Hanging Sit Ups (6 Points) – It will probably be hard to find a “non-gym” place to do these. Yet my friend and I used to do them off the back of bleachers.
Windshield Wipers (7 Points) – This exercise is just like hanging leg raise however you will be bringing them down on each side like the windshield wipers of your car.
Hanging Leg Raises (8 Points) – Hang from a bar and lift your legs up as high as you can. My buddy Pavil will show you how in the video.
L Sit (9 Points) – I do these on the p bars all the time. You can do them on the ground though too. Make sure your arms are locked and your legs are as straight as you can get them.
Dragon Flag (10 Points) – Remember Rocky cranking out dragon flags? This move is a KILLER for the abs! Gotta try these.
Human Flag (13 Points) – The Human Flag works the core and shoulders a ton. I can’t do them yet but it is certainly on my list! Honestly, I could have just as easily added this exercise to the shoulder section but decided to put them here.
Your Score For Core: ___
Legs Calisthenics Progression Exercises
Wall Sit (3 Points) – Do you remember your gym teacher telling you to do these? I remember being tortured by ours’ because he would make us do wall sits for what seemed like forever.
Falling Tower (5 Points) – Some people say you can’t isolate certain leg muscles using just bodyweight exercises. Well, this exercise isolates the quads and is brutal.

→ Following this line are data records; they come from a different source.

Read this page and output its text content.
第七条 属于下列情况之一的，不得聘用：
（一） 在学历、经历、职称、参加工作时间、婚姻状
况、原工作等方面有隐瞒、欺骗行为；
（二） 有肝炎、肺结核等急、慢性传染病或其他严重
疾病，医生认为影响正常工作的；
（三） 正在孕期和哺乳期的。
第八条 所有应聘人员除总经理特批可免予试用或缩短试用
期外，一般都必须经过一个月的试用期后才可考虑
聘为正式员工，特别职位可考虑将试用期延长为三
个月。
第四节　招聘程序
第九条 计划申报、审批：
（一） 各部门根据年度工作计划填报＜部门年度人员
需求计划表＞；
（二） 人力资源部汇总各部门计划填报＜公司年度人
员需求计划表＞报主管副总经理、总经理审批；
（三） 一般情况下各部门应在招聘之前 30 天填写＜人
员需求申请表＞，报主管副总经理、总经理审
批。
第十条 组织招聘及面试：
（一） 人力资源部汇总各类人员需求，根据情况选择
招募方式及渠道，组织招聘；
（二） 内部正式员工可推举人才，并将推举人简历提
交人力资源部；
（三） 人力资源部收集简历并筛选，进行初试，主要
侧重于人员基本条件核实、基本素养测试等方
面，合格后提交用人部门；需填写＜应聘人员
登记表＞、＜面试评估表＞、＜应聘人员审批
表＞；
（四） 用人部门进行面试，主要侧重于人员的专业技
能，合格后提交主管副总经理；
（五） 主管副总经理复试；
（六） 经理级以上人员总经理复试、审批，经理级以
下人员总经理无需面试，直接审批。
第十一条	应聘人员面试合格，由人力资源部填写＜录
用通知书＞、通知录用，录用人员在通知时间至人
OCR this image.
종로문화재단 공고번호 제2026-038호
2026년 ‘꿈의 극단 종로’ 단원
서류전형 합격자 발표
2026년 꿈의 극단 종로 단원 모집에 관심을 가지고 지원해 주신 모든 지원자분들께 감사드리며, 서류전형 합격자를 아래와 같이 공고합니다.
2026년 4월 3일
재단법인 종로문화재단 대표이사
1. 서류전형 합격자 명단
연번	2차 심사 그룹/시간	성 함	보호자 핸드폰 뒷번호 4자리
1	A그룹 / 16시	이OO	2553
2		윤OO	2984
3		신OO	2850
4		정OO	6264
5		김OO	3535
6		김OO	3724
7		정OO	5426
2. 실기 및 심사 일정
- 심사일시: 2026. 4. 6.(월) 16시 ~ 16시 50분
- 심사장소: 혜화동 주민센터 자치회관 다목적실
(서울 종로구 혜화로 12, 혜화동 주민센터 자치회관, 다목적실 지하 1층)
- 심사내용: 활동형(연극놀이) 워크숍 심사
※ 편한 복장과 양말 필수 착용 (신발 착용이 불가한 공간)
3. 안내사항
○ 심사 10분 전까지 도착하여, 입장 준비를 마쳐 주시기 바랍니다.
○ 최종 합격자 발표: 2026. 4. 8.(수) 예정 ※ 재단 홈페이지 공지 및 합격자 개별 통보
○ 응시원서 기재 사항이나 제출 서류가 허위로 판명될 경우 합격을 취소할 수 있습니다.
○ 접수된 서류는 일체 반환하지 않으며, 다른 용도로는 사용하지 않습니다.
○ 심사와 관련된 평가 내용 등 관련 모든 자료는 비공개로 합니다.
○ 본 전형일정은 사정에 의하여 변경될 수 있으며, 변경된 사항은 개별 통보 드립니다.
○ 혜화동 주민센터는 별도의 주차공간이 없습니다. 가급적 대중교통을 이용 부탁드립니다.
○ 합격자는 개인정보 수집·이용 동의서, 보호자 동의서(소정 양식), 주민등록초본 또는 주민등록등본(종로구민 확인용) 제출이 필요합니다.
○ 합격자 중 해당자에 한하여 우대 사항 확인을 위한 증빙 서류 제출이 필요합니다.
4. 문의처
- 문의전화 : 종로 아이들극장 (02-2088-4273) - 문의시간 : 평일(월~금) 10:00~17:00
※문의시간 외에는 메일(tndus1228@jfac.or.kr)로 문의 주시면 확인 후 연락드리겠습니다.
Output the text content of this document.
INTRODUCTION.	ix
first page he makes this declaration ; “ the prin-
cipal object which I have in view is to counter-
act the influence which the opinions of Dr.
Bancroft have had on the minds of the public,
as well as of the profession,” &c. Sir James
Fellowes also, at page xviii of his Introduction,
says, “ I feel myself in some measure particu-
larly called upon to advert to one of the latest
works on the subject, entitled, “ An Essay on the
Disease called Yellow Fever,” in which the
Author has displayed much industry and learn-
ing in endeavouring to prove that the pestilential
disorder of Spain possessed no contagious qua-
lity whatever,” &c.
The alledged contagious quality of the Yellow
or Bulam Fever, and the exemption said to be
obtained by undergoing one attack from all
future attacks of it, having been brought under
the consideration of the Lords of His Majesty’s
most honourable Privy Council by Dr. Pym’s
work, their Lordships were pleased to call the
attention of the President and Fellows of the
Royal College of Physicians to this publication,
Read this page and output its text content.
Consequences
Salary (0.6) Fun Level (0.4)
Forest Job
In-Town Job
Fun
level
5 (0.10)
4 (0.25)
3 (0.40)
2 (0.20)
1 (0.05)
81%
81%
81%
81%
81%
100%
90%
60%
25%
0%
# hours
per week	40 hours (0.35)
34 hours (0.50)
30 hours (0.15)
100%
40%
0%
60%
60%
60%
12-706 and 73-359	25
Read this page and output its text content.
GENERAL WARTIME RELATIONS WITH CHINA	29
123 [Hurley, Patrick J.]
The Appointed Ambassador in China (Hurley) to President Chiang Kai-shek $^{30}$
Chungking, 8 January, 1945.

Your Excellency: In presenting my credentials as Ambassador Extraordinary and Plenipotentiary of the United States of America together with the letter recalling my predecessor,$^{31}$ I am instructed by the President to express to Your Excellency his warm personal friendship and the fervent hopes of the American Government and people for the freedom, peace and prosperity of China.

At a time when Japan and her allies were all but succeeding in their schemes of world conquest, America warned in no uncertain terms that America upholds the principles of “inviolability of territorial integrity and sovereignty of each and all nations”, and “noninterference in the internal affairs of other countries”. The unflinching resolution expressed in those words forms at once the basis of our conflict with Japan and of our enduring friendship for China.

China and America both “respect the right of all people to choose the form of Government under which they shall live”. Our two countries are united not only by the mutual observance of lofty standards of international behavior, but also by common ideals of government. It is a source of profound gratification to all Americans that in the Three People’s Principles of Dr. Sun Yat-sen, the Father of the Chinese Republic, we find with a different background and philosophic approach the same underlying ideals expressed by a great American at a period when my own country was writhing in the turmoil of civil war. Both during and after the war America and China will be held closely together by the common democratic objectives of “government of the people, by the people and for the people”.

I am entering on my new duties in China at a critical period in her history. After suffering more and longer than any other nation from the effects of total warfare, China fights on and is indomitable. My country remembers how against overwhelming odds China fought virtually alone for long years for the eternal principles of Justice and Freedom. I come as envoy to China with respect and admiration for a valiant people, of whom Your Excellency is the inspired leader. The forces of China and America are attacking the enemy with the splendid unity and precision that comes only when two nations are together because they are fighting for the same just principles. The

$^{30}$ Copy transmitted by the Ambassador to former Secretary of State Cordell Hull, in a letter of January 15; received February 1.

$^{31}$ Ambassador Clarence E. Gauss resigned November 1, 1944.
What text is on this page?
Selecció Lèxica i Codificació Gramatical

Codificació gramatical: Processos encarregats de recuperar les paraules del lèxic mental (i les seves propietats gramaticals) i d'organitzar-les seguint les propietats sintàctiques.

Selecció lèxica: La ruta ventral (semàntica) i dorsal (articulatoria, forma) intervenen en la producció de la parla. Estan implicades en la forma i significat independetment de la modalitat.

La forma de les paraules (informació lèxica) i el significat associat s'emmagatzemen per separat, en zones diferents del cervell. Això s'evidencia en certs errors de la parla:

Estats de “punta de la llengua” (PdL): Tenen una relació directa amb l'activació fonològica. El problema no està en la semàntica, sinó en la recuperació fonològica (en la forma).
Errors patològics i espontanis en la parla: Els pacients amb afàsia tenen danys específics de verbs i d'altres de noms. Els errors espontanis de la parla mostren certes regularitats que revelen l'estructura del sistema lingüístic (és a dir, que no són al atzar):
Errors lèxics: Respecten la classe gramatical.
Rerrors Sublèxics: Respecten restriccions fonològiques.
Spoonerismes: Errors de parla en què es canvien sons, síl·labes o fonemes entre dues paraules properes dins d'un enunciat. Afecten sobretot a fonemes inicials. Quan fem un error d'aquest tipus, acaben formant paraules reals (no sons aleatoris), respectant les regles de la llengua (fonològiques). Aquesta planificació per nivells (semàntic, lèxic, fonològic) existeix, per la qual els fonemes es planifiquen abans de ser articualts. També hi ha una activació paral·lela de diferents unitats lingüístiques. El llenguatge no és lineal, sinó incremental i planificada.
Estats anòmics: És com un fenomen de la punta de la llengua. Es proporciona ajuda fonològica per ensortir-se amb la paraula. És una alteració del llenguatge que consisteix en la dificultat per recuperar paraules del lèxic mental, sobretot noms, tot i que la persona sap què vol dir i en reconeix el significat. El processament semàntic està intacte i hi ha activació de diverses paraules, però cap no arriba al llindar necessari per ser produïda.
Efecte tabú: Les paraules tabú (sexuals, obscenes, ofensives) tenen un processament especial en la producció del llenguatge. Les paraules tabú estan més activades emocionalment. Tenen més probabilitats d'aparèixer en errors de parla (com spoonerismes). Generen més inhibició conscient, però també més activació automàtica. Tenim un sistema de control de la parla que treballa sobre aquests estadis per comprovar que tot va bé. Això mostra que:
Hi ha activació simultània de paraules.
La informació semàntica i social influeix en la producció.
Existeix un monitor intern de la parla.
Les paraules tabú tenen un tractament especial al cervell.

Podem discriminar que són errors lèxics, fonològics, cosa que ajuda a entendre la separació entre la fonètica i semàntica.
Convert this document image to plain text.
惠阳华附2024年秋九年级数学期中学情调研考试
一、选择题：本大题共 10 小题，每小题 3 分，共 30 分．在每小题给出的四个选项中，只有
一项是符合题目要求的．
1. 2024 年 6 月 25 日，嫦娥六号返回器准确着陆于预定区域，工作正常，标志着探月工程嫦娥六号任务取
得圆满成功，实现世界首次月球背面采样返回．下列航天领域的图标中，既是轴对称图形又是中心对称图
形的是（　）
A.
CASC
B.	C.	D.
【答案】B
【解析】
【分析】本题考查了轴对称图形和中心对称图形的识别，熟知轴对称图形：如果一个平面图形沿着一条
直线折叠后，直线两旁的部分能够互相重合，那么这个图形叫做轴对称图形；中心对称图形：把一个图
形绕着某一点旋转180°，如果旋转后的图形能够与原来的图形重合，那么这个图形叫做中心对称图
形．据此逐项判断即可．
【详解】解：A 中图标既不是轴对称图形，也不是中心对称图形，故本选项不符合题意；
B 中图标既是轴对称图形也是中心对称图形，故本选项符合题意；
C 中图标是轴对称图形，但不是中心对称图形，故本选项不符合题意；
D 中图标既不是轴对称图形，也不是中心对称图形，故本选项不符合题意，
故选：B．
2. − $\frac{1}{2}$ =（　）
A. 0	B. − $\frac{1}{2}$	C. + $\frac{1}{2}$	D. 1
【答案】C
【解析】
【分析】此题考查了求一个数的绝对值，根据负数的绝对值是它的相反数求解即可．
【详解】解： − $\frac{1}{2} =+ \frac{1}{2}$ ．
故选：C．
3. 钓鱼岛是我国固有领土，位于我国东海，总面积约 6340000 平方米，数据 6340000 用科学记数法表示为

Make sure that you do NOT hinge at your hips, only your knees. Also, try to get back as far as you can.
Harop Curl (7 Points) – Most people don’t know this one. If you can do it even for 5 reps going all the way down… I am very impressed. 🙂
Duck Walks (8 Points) – My buddy and I used to do these around the track. I would start off doing duck walks for 100 yards and then he would take over and do duck walks for 100 yards. We would keep alternating until we fell to the ground. It really is a blaster.
Shrimp Squat (9 Points)– Al Kavadlo made this one famous. It’s similar to the pistol squat but your leg is behind you.
Pistol Squat (10 Points)– My absolute FAVORITE leg exercise of all time. It takes balance, flexibility, and strength. The ultimate combination.
Your Score For Legs: ___
Now add up your total score from each category (Chest Score + Shoulder Score + Bicep Score + Tricep Score + Back Score + Core Score + Leg Score = Total Score) and check your level!
Here are the levels again…
- Bodyweight Grasshopper: 0-13
- Bodyweight Ambassador: 14-27
- Bodyweight Warrior: 28-38
- Bodyweight Jedi: 38-51
- Bodyweight Sensei: 51-67
So how did you do?
Once you find out your level share it in the comments below…
Remember that the cool thing about bodyweight exercises is that you only have to change your body position to exercise harder.
By putting your body in different positions you also start to strengthen multiple muscle groups and become strong enough to do more advanced calisthenics exercises.